Johns Hopkins researchers have invented a new class of immunotherapeutic agents that are more effective at harnessing the power of the immune system to fight cancer. Their approach results in significant inhibition of tumor growth, even against cancers which do not respond to existing immunotherapies used in the clinic. In collaboration with Insilico Medicine, a Baltimore-based leader in artificial intelligence for drug discovery, the team reports their results this week in Nature Communications.
Virtually all cancers–including the most common cancers, from lung, breast, and colon cancers to melanomas and lymphomas–evolve to defeat immune surveillance by amplifying natural mechanisms of immune suppression. Current clinical immunotherapy relies on using antibodies to disable specific molecules, such as CTLA-4 and PD-1/PD-L1, which function as natural brakes to suppress immune cells. Antibodies that counteract these checkpoints can unleash the immune system to attack cancer cells. While they produce lasting responses in some cases, these therapies are not effective in the vast majority of patients.

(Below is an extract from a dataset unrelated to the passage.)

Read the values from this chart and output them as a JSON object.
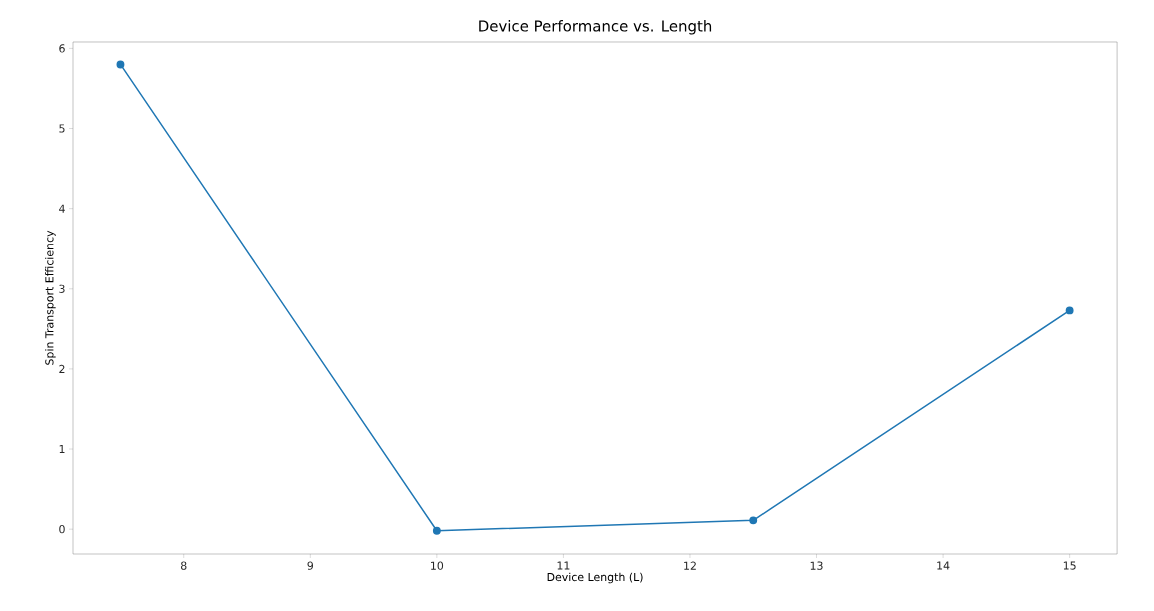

The researchers find that a major reason for the failure of immune checkpoint inhibitors is the ability of tumors to produce transforming growth factor-β (TGFβ). TGFβ plays a key role in immune regulation and development of immunosuppressive regulatory T cells (Tregs). Using Insilico Medicine software, the researchers found that TGFβ pathway activation in various cancers is highly correlated with FOXP3, the signature of Tregs. Tumors are frequently infiltrated by Tregs, and this is strongly correlated with poor outcome in multiple cancer types.
To address this challenge, the researchers invented Y-traps, a new class of bifunctional immunotherapeutic agents consisting of a targeting antibody (shaped like a “Y”), fused to a “trap” that disables an immunosuppressive molecule. To sequester TGFβ, they engineered a trap based on the natural receptor to TGFβ. They created two different types of Y-traps: one consisting of a CTLA-4 antibody fused to a TGFβ trap, and another consisting of a PD-L1 antibody fused to a TGFβ trap.
The researchers used the CTLA4-targeted Y-trap to specifically turn off and delete Tregs. “This Y-trap not only disables CTLA-4 function, but disrupts the TGFβ feedback loop that is necessary for induction and maintenance of Tregs in the tumor,” says Atul Bedi, M.D., associate professor at Johns Hopkins University School of Medicine and senior author of the study.
While the clinically-used CTLA-4 antibody, ipilimumab, could not decrease Tregs in these tumors, the CTLA4-targeted Y-trap was strikingly effective at reducing Tregs and activating antitumor immunity. Most significantly, the Y-trap was remarkably effective at inhibiting the growth and spread of tumors that were unresponsive to treatment with ipilimumab and pembrolizumab, a PD-1 antibody used in the clinic.
Antibodies to another immune checkpoint, PD-1, or its ligand (PD-L1) are approved for treatment of many advanced cancers. However, fewer than 20% of patients respond in most tumor types. “We hypothesized that TGFβ limits the efficacy of antibodies against PD-L1, so we designed a Y-trap that simultaneously counteracts both these axes of immune suppression in the tumor,” Bedi says.
Indeed, Bedi and colleagues demonstrated that the PD-L1 targeted Y-Trap is significantly more effective in inhibiting tumor growth compared to clinically-used PD-L1 antibodies, atezolizumab and avelumab. Moreover, the PD-L1-targeted Y-trap was able to curtail the growth of tumors that do not respond to PD-L1 or PD-1 antibodies.
These first-in-class molecules are just the beginning. Bedi’s team has already invented a family of multifunctional molecules based on the Y-trap platform. The patented technology has been licensed from Johns Hopkins to Y-Trap, Inc., a company that is advancing its development for different cancer treatment scenarios.
“Since these mechanisms of immune dysfunction are shared across many types of cancer, the Y-trap approach could have broad impact for improving cancer immunotherapy,” says Bedi.
“This approach appears to be an innovative strategy, and an exciting technical accomplishment to target multiple suppressive mechanisms in the tumor microenvironment,” says Robert Ferris, MD, PhD, professor of oncology at the University of Pittsburgh, who was not connected with the study. “I look forward to seeing its translation into the clinic.”
Bedi envisions using Y-traps not only for treatment of advanced, metastatic disease, but also in the neoadjuvant setting to elicit a vaccine effect– that is, giving them to patients before surgery to prevent recurrence of the disease.
“Atul Bedi’s group is making history in immuno-oncology and I am very happy that Insilico’s bioinformatics and artificial intelligence pipelines are helping advance their enormously powerful and flexible platform. I hope to see Y-traps saving patient lives in cancer and many other diseases,” says Alex Zhavoronkov, PhD, the founder and CEO of Insilico Medicine.